Rossi died in April at 84, a victim of the COVID-19 pandemic, and Sciutto during the lockdown started thinking of a way to pay tribute to the designer, his vision and creativity.
The name itself is a tribute, since “grazie” in Italian means thank you, and the collection comprises 10 of Rossi’s most representative and signature styles, crafted in its San Mauro Pascoli factory. It is “dedicated to all the brand’s lovers,” who will recognize his storied designs, and “continue to be moved by his talent,” Sciutto said.
Rossi was born in San Mauro Pascoli, one of Italy’s main shoemaking regions, in 1935. He learned the trade from his father, began producing footwear in the Fifties and launched his namesake brand in 1968. As he grew his own label, the designer also collaborated with fashion houses such as Versace, Dolce & Gabbana and Azzedine Alaïa.
Rossi developed a number of groundbreaking styles such as the Opanca sandal with its curved sole.
Sciutto has been assembling an archive at the factory that includes 6,300 pairs of original Sergio Rossi shoes, but the designs he selected were those “that were groundbreaking, really marking a dramatic change in footwear,” and they range from 1969 to 2003.
The Grazie shoes are faithful reproductions, even featuring the original label. “It’s a rebirth for these models,” Sciutto said.

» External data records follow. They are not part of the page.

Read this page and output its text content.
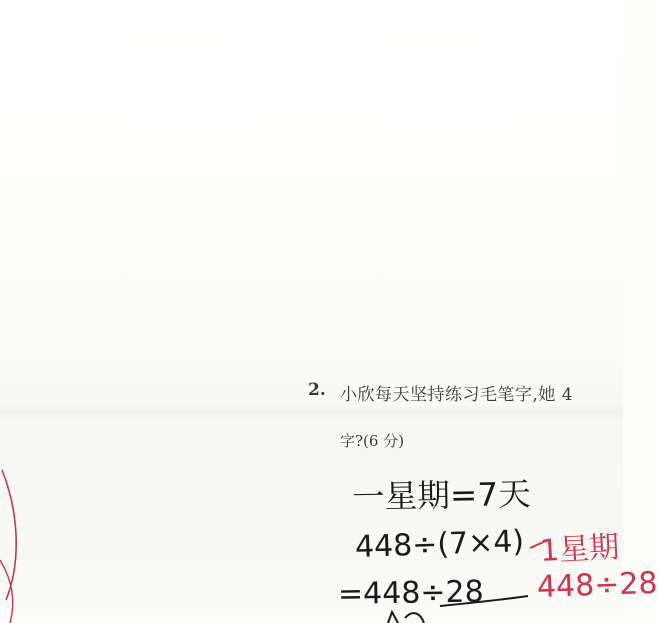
2. 小欣每天坚持练习毛笔字,她 4
字?(6 分)
一星期=7天
448÷(7×4)
=448÷28
1星期
448÷28
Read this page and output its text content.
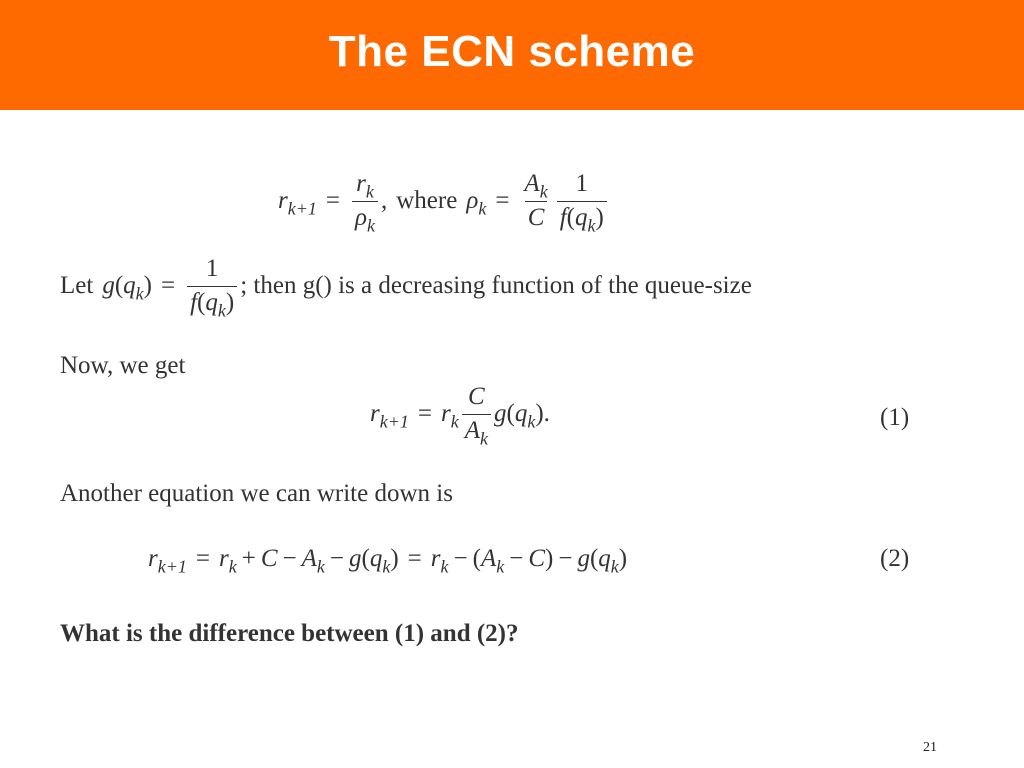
The ECN scheme
$r_{k+1} = \frac{r_k}{\rho_k}$ , where $\rho_k = \frac{A_k}{C} \frac{1}{f(q_k)}$
Let $g(q_k) = \frac{1}{f(q_k)}$ ; then g() is a decreasing function of the queue-size
Now, we get
$r_{k+1} = r_k \frac{C}{A_k} g(q_k)$.	(1)
Another equation we can write down is
$r_{k+1} = r_k + C - A_k - g(q_k) = r_k - (A_k - C) - g(q_k)$	(2)
What is the difference between (1) and (2)?
21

Examples include a 1969 pump in napa with a geometric heel; a 1973 bicolor platform in chalk and Imperial red; a 1998 suede cage sandal with silver details, and a sr1 leather sandal. Upon his arrival at the company, Sciutto redeveloped the sr1 concept and he said that today the new, revisited sr1 line accounts for half of the brand’s sales. Another standout is a platinum mesh boot with hand-sewn beads.
They all look very contemporary and Sciutto underscored the “timeless, feminine quality” of the designs.

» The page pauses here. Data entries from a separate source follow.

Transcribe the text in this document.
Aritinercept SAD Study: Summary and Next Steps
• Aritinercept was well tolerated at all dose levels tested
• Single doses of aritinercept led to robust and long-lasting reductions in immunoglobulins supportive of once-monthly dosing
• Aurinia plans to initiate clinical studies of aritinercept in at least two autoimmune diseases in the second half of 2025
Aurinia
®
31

Not more than 500 pieces per model will be produced and the collection will be available in stores for Christmas. Prices range from 500 euros to 2,500 euros for the boots.
Rossi left his namesake brand shortly after then-Gucci Group, now Kering, took full control of the company in 2004. (It had first taken a majority stake in the firm in 1999 when Gucci was under the leadership of Domenico De Sole and Tom Ford.) European investment fund Investindustrial bought the company in 2015.
Next year will mark a milestone, the 70th anniversary of the company, and Sciutto said that, “if 2021 starts with these shoes on women’s feet, it will be the best way to blow out the candles.”